I have another personal anecdote for all those who think that socialism is the solution to over-regulation (which is the reason for high medical prices in the US).

I know two people who have had brain aneurysms (blood vessels which explode in the brain, letting blood seep out into the bottom of the skull). Both lived out in the boonies about two hours from a major hospital. It is important to understand that minutes count in treating this.

One was my father, in Canada. He was talking on the phone with a friend, said he felt funny and then the line went dead. This was about 10:00PM. The woman he was talking to rushed over to my parents' house, found dad on the floor, woke up my mother and they took him to the local hospital. About 20 minutes away. He spent the entire night in the "emergency" room passing in and out of consciousness while he was literally drowning in his own blood.

Finally at 8:00AM the following morning he actually got to see a real doctor, who correctly diagnosed what was happening. The first step to treating this is minor surgery - installing a drain to let the blood out of the skull and stop it from soaking up the brain. Of course, they couldn't do this. Not allowed, according to statist rules, so he was sent on a two hour ambulance ride to the nearest authorized doctor with his life slipping away every minute.

I got to the "hospital" later that day as he lost consciousness for the last time. I think he recognized me but I really don't know. Three weeks later, the doctors said there was no hope and my mother signed papers agreeing that, in the case of further deterioration, they could let him go. He actually came out of the coma and six months later, I had my dad back. He was a shell of his former self but he was back. He never really recovered but at least we had him for a few more years. During the six weeks he was in that hospital, four more men from our island showed up there too. Dad was the only one to come back.

I met the second person I know who had an aneurysm several years later in upstate New York. Her husband took her to a local hospital. She was diagnosed immediately and helicoptered to a hospital in Rochester. I met her about a month after her surgery. I could not see any evidence that she had ever had any issues.

So this is personal. Socialism kills. Socialism destroys. I have seen what it has done to my own family.

To all you no-clues who think it just magically can... magically... something, all I can say is that you have no clue. None.
 
And mate, if you never saw overcrowded or under-resourced hospitals in the USA I'd strongly suggest you haven't seen all parts of the United States healthcare system.
Yeah. I haven't seen the VA. I sure that it is pretty much the same as Canada.

And of course note that they have a system which excludes millions from recieving healthcare at all.
Bull.

when you say "private healthcare" is banned, do you mean there are no private insurers, no private hospitals, no privately practicing doctors...?
Umm.
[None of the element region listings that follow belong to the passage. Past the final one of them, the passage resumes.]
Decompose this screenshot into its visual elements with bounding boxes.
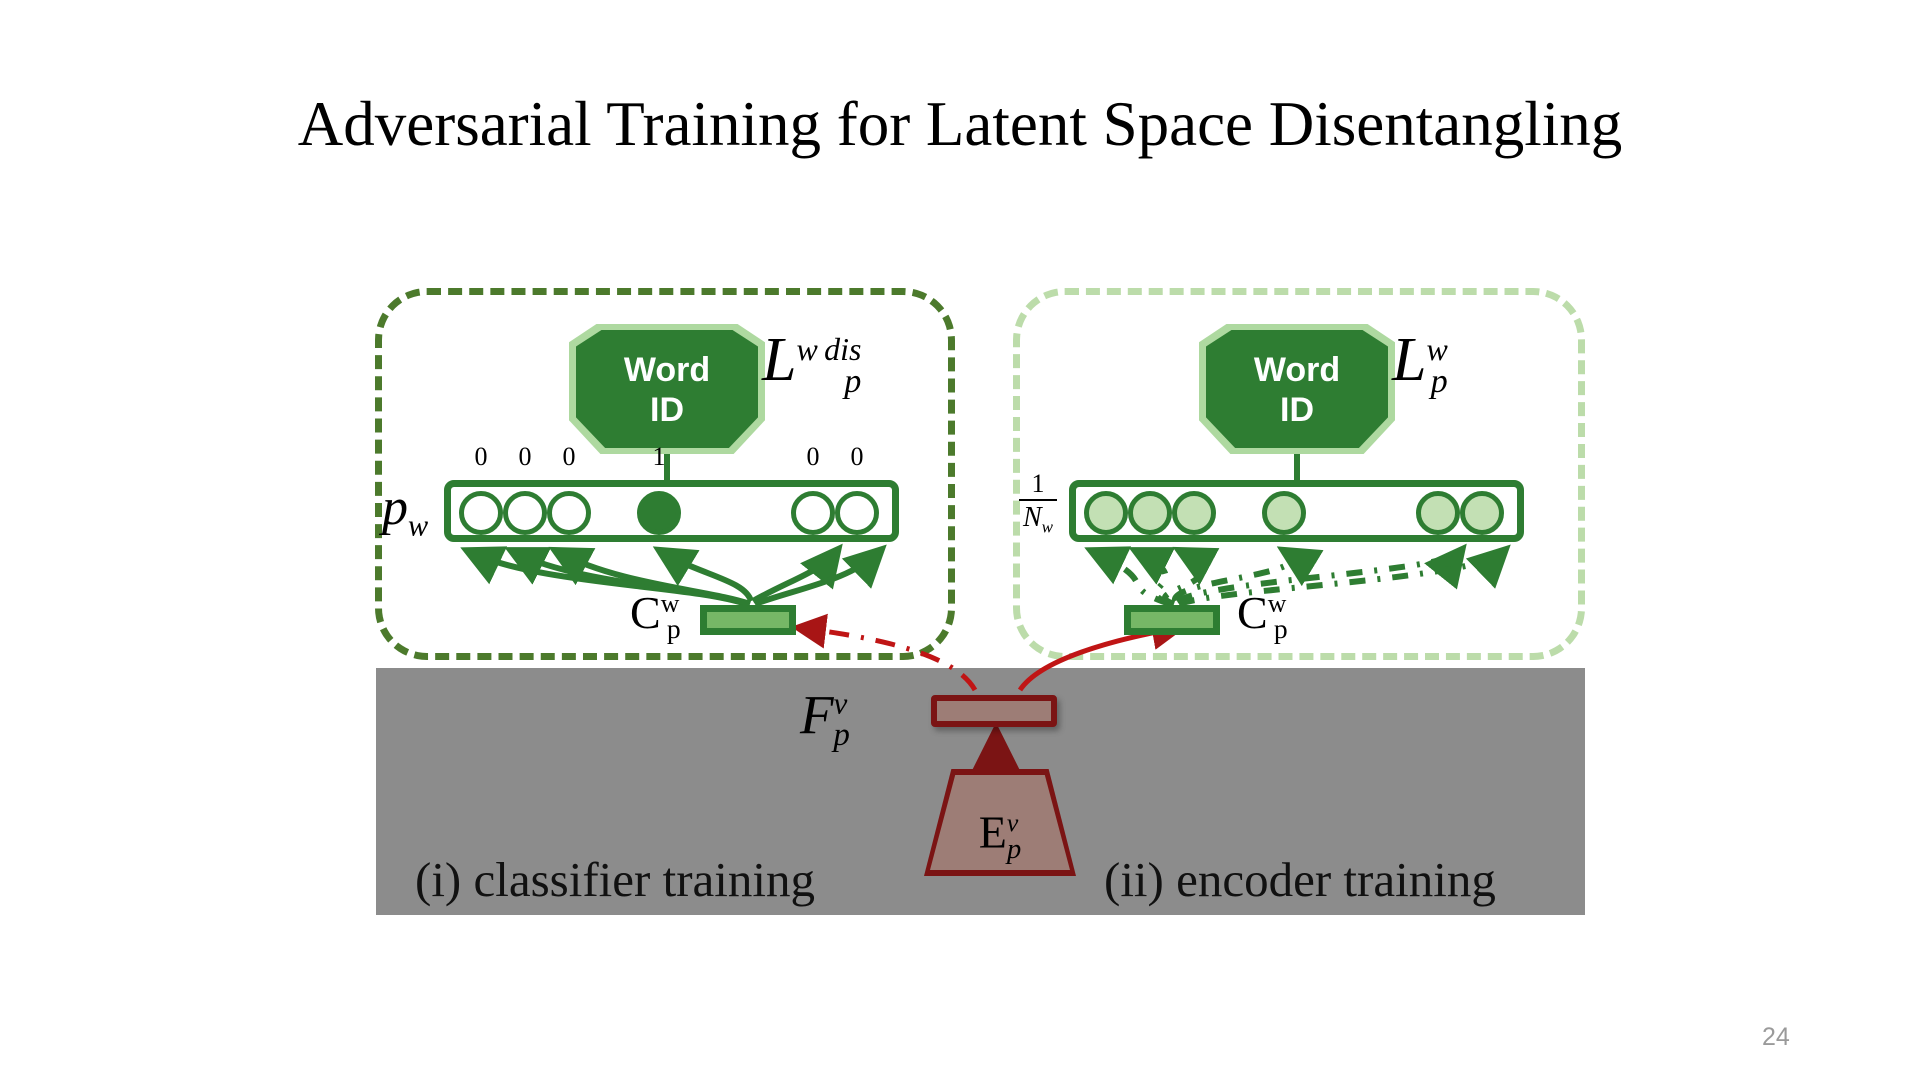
vector-node-value: 0 <box>791 442 835 472</box>
cp-sub: p <box>1274 613 1288 644</box>
connector-overlay <box>0 0 1920 1080</box>
vector-node <box>1172 491 1216 535</box>
word-id-line2: ID <box>650 391 684 429</box>
page-number: 24 <box>1762 1023 1790 1052</box>
vector-node-value: 0 <box>835 442 879 472</box>
vector-node <box>835 491 879 535</box>
loss-subscript: p <box>1431 363 1448 400</box>
classifier-block-left[interactable] <box>700 605 796 635</box>
loss-subscript: p <box>844 363 861 400</box>
feature-vector-label: Fvp <box>800 683 850 754</box>
vector-node-value: 0 <box>547 442 591 472</box>
vector-node <box>459 491 503 535</box>
vector-node <box>1262 491 1306 535</box>
f-sup: v <box>834 687 848 721</box>
pw-base: p <box>382 479 408 536</box>
loss-script-l: L <box>762 326 796 394</box>
word-id-line1: Word <box>1254 351 1340 389</box>
caption-encoder-training: (ii) encoder training <box>1104 851 1496 908</box>
word-id-badge-classifier[interactable]: Word ID <box>576 330 758 448</box>
classifier-label-right: Cwp <box>1237 586 1288 645</box>
classifier-label-left: Cwp <box>630 586 681 645</box>
fraction-denominator-sub: w <box>1042 518 1053 537</box>
page-title: Adversarial Training for Latent Space Di… <box>0 88 1920 161</box>
f-sub: p <box>833 717 850 753</box>
vector-node-value: 1 <box>637 442 681 472</box>
cp-base: C <box>630 587 661 638</box>
cp-sub: p <box>667 613 681 644</box>
vector-node <box>1084 491 1128 535</box>
word-id-line1: Word <box>624 351 710 389</box>
vector-node <box>791 491 835 535</box>
vector-node <box>1416 491 1460 535</box>
f-base: F <box>800 684 834 745</box>
encoder-block-label: Evp <box>930 775 1070 870</box>
e-sup: v <box>1007 808 1018 837</box>
fraction-denominator: Nw <box>1012 503 1064 536</box>
classifier-block-right[interactable] <box>1124 605 1220 635</box>
probability-vector-label: pw <box>382 478 428 543</box>
node-bar-classifier <box>444 480 899 542</box>
vector-node <box>1128 491 1172 535</box>
uniform-target-label: 1 Nw <box>1012 470 1064 537</box>
node-bar-encoder <box>1069 480 1524 542</box>
vector-node <box>1460 491 1504 535</box>
word-id-line2: ID <box>1280 391 1314 429</box>
fraction-denominator-base: N <box>1023 502 1042 533</box>
pw-sub: w <box>408 508 428 542</box>
vector-node <box>503 491 547 535</box>
vector-node-value: 0 <box>503 442 547 472</box>
e-sub: p <box>1007 834 1021 865</box>
fraction-numerator: 1 <box>1012 470 1064 497</box>
fraction-bar <box>1019 499 1057 501</box>
caption-classifier-training: (i) classifier training <box>415 851 815 908</box>
loss-superscript: w dis <box>796 332 861 367</box>
vector-node-value: 0 <box>459 442 503 472</box>
loss-symbol-classifier: Lw disp <box>762 325 861 401</box>
e-base: E <box>979 806 1007 857</box>
vector-node <box>637 491 681 535</box>
loss-symbol-encoder: Lwp <box>1392 325 1448 401</box>
cp-base: C <box>1237 587 1268 638</box>
loss-superscript: w <box>1426 332 1447 367</box>
word-id-badge-encoder[interactable]: Word ID <box>1206 330 1388 448</box>
loss-script-l: L <box>1392 326 1426 394</box>
vector-node <box>547 491 591 535</box>
feature-vector-block[interactable] <box>931 695 1057 727</box>
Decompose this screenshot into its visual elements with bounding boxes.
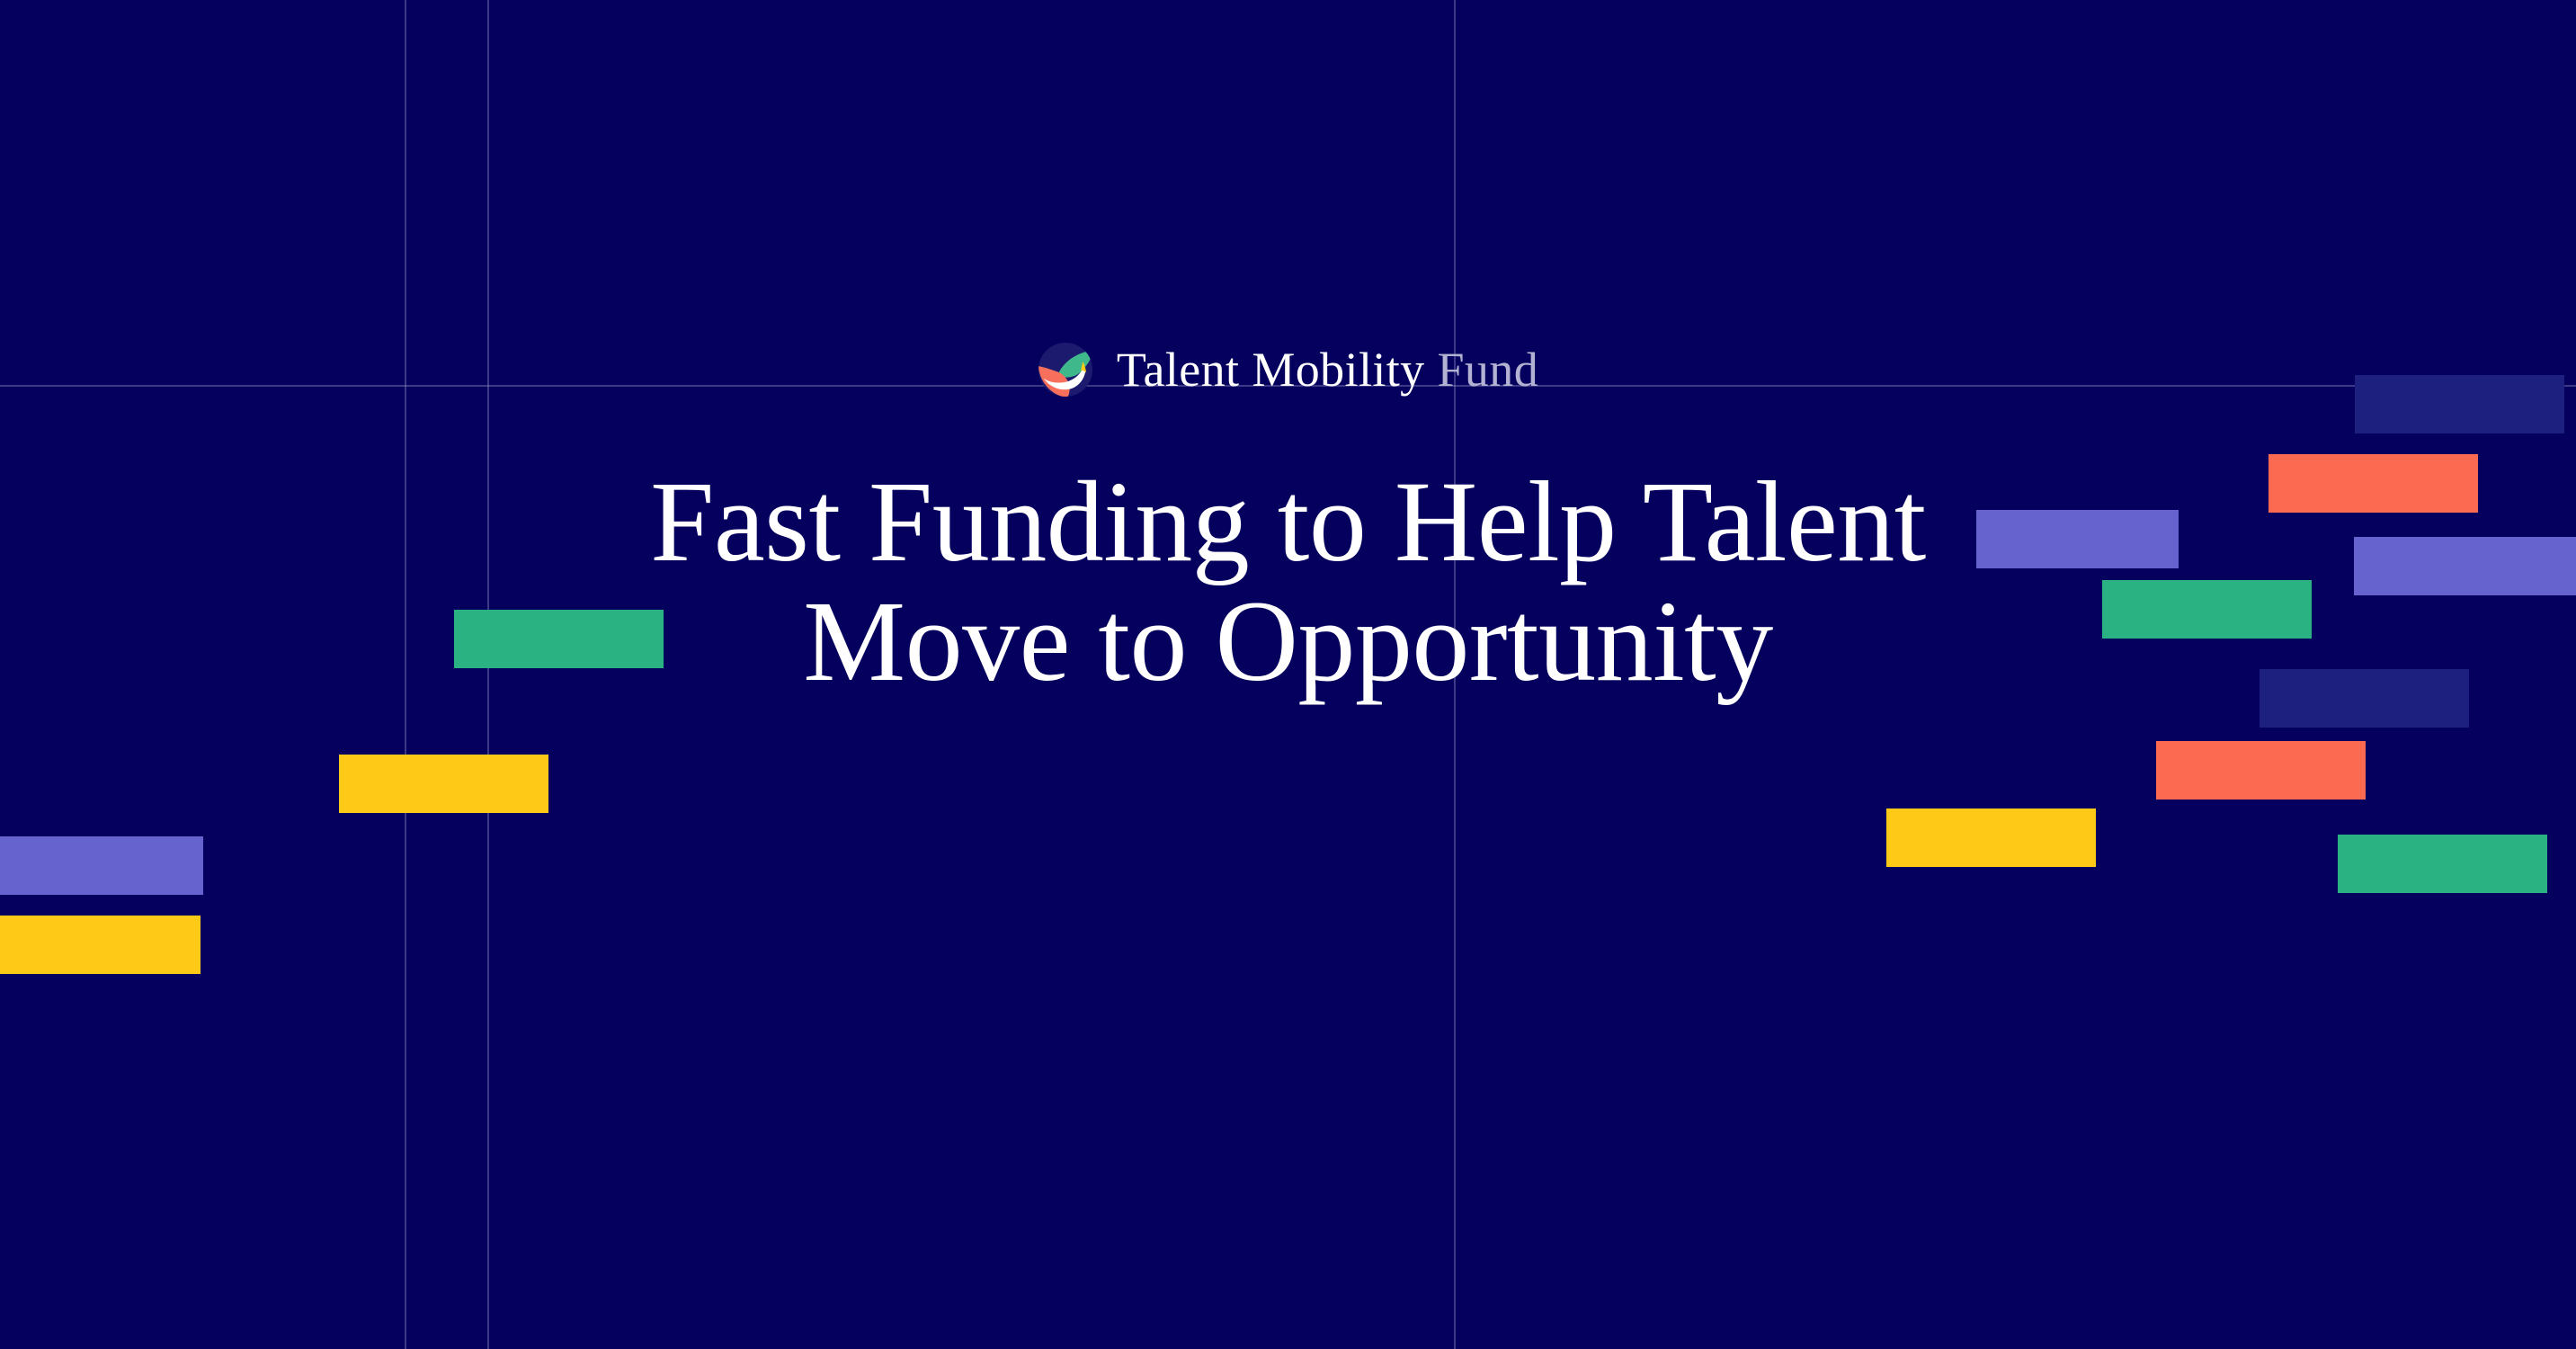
bar-right-coral-low — [2156, 741, 2366, 800]
bar-right-purple-far — [2354, 537, 2576, 595]
leaf-circle-logo-icon — [1038, 342, 1093, 398]
bar-right-navy-mid — [2260, 669, 2469, 728]
bar-left-green — [454, 610, 664, 668]
bar-left-yellow — [339, 755, 548, 813]
brand-name-primary: Talent Mobility — [1117, 343, 1425, 397]
brand-name-secondary: Fund — [1437, 343, 1538, 397]
bar-right-coral-top — [2268, 454, 2478, 513]
bar-right-green-mid — [2102, 580, 2312, 639]
bar-edge-yellow — [0, 916, 201, 974]
hero-headline: Fast Funding to Help Talent Move to Oppo… — [650, 462, 1927, 701]
bar-right-yellow-low — [1886, 809, 2096, 867]
bar-right-purple-left — [1976, 510, 2179, 568]
brand-wordmark: Talent Mobility Fund — [1117, 345, 1538, 394]
hero-page: Talent Mobility Fund Fast Funding to Hel… — [0, 0, 2576, 1349]
brand-lockup[interactable]: Talent Mobility Fund — [1038, 342, 1538, 398]
bar-edge-purple — [0, 836, 203, 895]
bar-right-green-low — [2338, 835, 2547, 893]
bar-right-navy-top — [2355, 375, 2564, 433]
Basically. Yes.

Define your terms, man! Cos I looked it up and in Canada 70% of health expenditure is government money, and in Australia it's 67%. Which would suggest our systems are fairly similar.
No it wouldn't. In Canada, competition with the state system is forbidden. However, the drug programmes and a lot of other things which the state doesn't take care of are privately funded.
 
So um. Why can I find private Canadian hospitals and individal general practioner doctors and insurance companies on Google then?

And what do you mean by "competition with the state is forbidden"?

Your anecdotes really don't explain much or convince. I'm not sure why you've sheeted home blame to "statism" and universal health care here. It seems to be a personal obsession to which all bad things are blamed and attached.